In the post-Soviet years there have been many calls for Lenin to be buried rather than kept on public display in his glass coffin.  A recent online poll of more than 8,000 Russians found that 62% were in favor of giving him a proper burial, although the idea has previously been dismissed by the Kremlin.

Lenin's Mausoleum, also known as Lenin's Tomb, situated in Red Square in the center of Moscow, is a mausoleum that currently serves as the resting place of Vladimir Lenin.  His preserved body has been on public display there since shortly after his death in 1924, with rare exceptions in wartime.  Aleksey Shchusev's diminutive but monumental granite structure incorporates some elements from ancient mausoleums, such as the Step Pyramid and the Tomb of Cyrus the Great.

Lenin died on January 21, 1924.  Two days later architect Aleksey Shchusev was charged with building a structure suitable for viewing of the body by mourners.  A wooden tomb, in Red Square by the Kremlin wall, was ready January 27, and later that day Lenin's coffin was placed in it.  More than 100,000 people visited the tomb in the next six weeks.
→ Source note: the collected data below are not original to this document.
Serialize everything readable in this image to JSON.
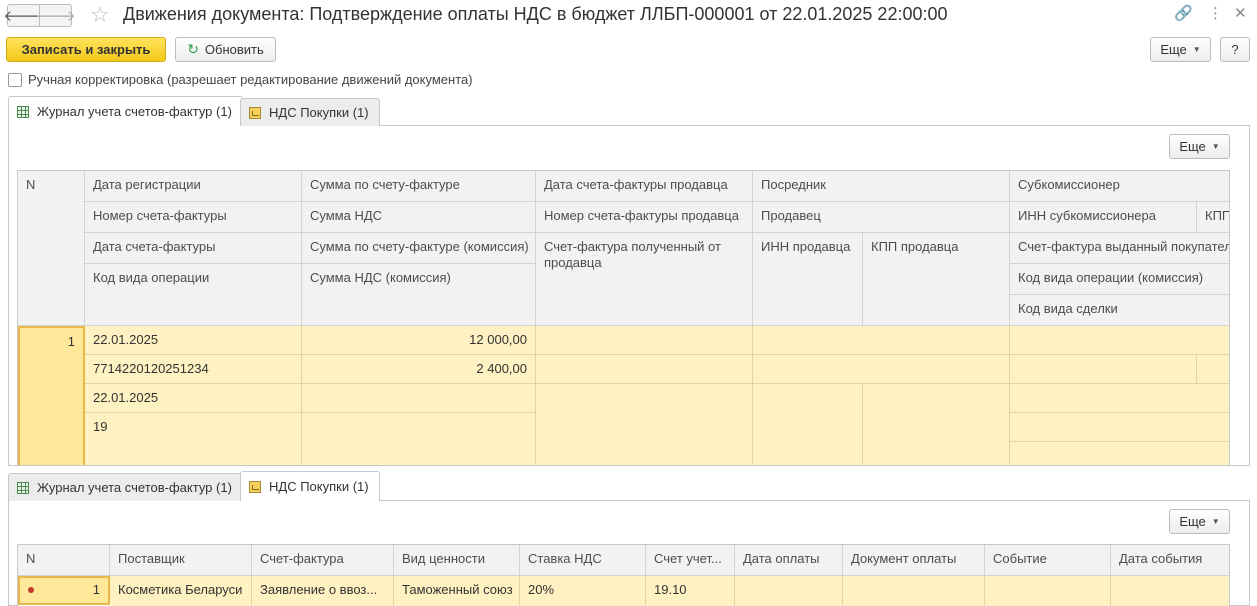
{
  "window": {
    "title": "Движения документа: Подтверждение оплаты НДС в бюджет ЛЛБП-000001 от 22.01.2025 22:00:00",
    "back_glyph": "🡐",
    "forward_glyph": "🡒",
    "star_glyph": "☆",
    "link_glyph": "🔗",
    "menu_glyph": "⋮",
    "close_glyph": "✕"
  },
  "toolbar": {
    "save_close": "Записать и закрыть",
    "refresh": "Обновить",
    "refresh_glyph": "↻",
    "more": "Еще",
    "help": "?"
  },
  "manual_edit": {
    "label": "Ручная корректировка (разрешает редактирование движений документа)",
    "checked": false
  },
  "tabs": [
    {
      "label": "Журнал учета счетов-фактур (1)",
      "icon": "grid-icon"
    },
    {
      "label": "НДС Покупки (1)",
      "icon": "register-icon"
    }
  ],
  "journal": {
    "more": "Еще",
    "headers": {
      "n": "N",
      "reg_date": "Дата регистрации",
      "invoice_number": "Номер счета-фактуры",
      "invoice_date": "Дата счета-фактуры",
      "op_code": "Код вида операции",
      "invoice_sum": "Сумма по счету-фактуре",
      "vat_sum": "Сумма НДС",
      "invoice_sum_comm": "Сумма по счету-фактуре (комиссия)",
      "vat_sum_comm": "Сумма НДС (комиссия)",
      "seller_invoice_date": "Дата счета-фактуры продавца",
      "seller_invoice_number": "Номер счета-фактуры продавца",
      "invoice_received": "Счет-фактура полученный от продавца",
      "intermediary": "Посредник",
      "seller": "Продавец",
      "seller_inn": "ИНН продавца",
      "seller_kpp": "КПП продавца",
      "subcommissioner": "Субкомиссионер",
      "subcomm_inn": "ИНН субкомиссионера",
      "subcomm_kpp": "КПП",
      "invoice_issued": "Счет-фактура выданный покупателю",
      "op_code_comm": "Код вида операции (комиссия)",
      "deal_code": "Код вида сделки"
    },
    "row": {
      "n": "1",
      "reg_date": "22.01.2025",
      "invoice_number": "7714220120251234",
      "invoice_date": "22.01.2025",
      "op_code": "19",
      "invoice_sum": "12 000,00",
      "vat_sum": "2 400,00"
    }
  },
  "purchases": {
    "more": "Еще",
    "headers": [
      "N",
      "Поставщик",
      "Счет-фактура",
      "Вид ценности",
      "Ставка НДС",
      "Счет учет...",
      "Дата оплаты",
      "Документ оплаты",
      "Событие",
      "Дата события"
    ],
    "row": {
      "n": "1",
      "supplier": "Косметика Беларуси",
      "invoice": "Заявление о ввоз...",
      "value_type": "Таможенный союз",
      "vat_rate": "20%",
      "account": "19.10",
      "pay_date": "",
      "pay_doc": "",
      "event": "",
      "event_date": ""
    }
  }
}
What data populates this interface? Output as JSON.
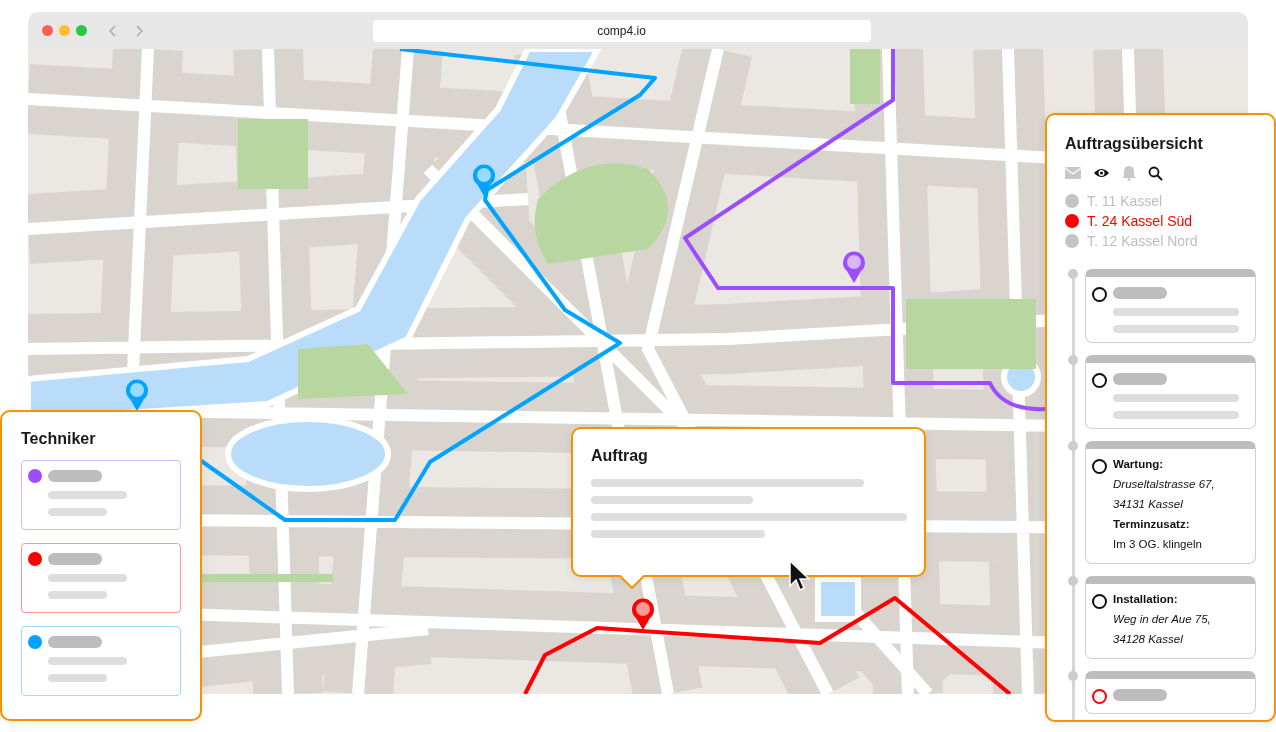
{
  "browser": {
    "url": "comp4.io"
  },
  "technicians_panel": {
    "title": "Techniker",
    "technicians": [
      {
        "color": "#9b4dff"
      },
      {
        "color": "#ff0000"
      },
      {
        "color": "#00a3ff"
      }
    ]
  },
  "order_popup": {
    "title": "Auftrag"
  },
  "overview": {
    "title": "Auftragsübersicht",
    "teams": [
      {
        "label": "T. 11 Kassel",
        "selected": false
      },
      {
        "label": "T. 24 Kassel Süd",
        "selected": true
      },
      {
        "label": "T. 12 Kassel Nord",
        "selected": false
      }
    ],
    "orders": [
      {
        "kind": "placeholder",
        "highlighted": false
      },
      {
        "kind": "placeholder",
        "highlighted": false
      },
      {
        "kind": "detail",
        "highlighted": false,
        "type": "Wartung:",
        "address_lines": [
          "Druseltalstrasse 67,",
          "34131 Kassel"
        ],
        "note_label": "Terminzusatz:",
        "note": "Im 3 OG. klingeln"
      },
      {
        "kind": "detail",
        "highlighted": false,
        "type": "Installation:",
        "address_lines": [
          "Weg in der Aue 75,",
          "34128 Kassel"
        ]
      },
      {
        "kind": "cut",
        "highlighted": true
      }
    ]
  }
}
By August 1924, Shchusev had replaced the tomb with a larger one, and Lenin's body transferred to a sarcophagus designed by architect Konstantin Melnikov.

Pathologist Alexei Abrikosov had embalmed the body shortly after Lenin's death, but by 1929 it was determined that it would be possible to preserve the body for much longer than usual; therefore, the next year a new mausoleum of marble, porphyry, granite, and labradorite (by Alexey Shchusev, I.A. Frantsuz and G.K. Yakovlev) was completed.

In 1973 sculptor Nikolai Tomsky designed a new sarcophagus.

On January 26, 1924, the Head of the Moscow Garrison issued an order to place the Guard of Honor at the mausoleum.  Russians call it the “Number One Sentry.”  After the events of the Russian constitutional crisis of 1993, the Guard of Honor was disbanded.  In 1997 the “Number One Sentry” was restored at the Tomb of the Unknown Soldier in Alexander Garden.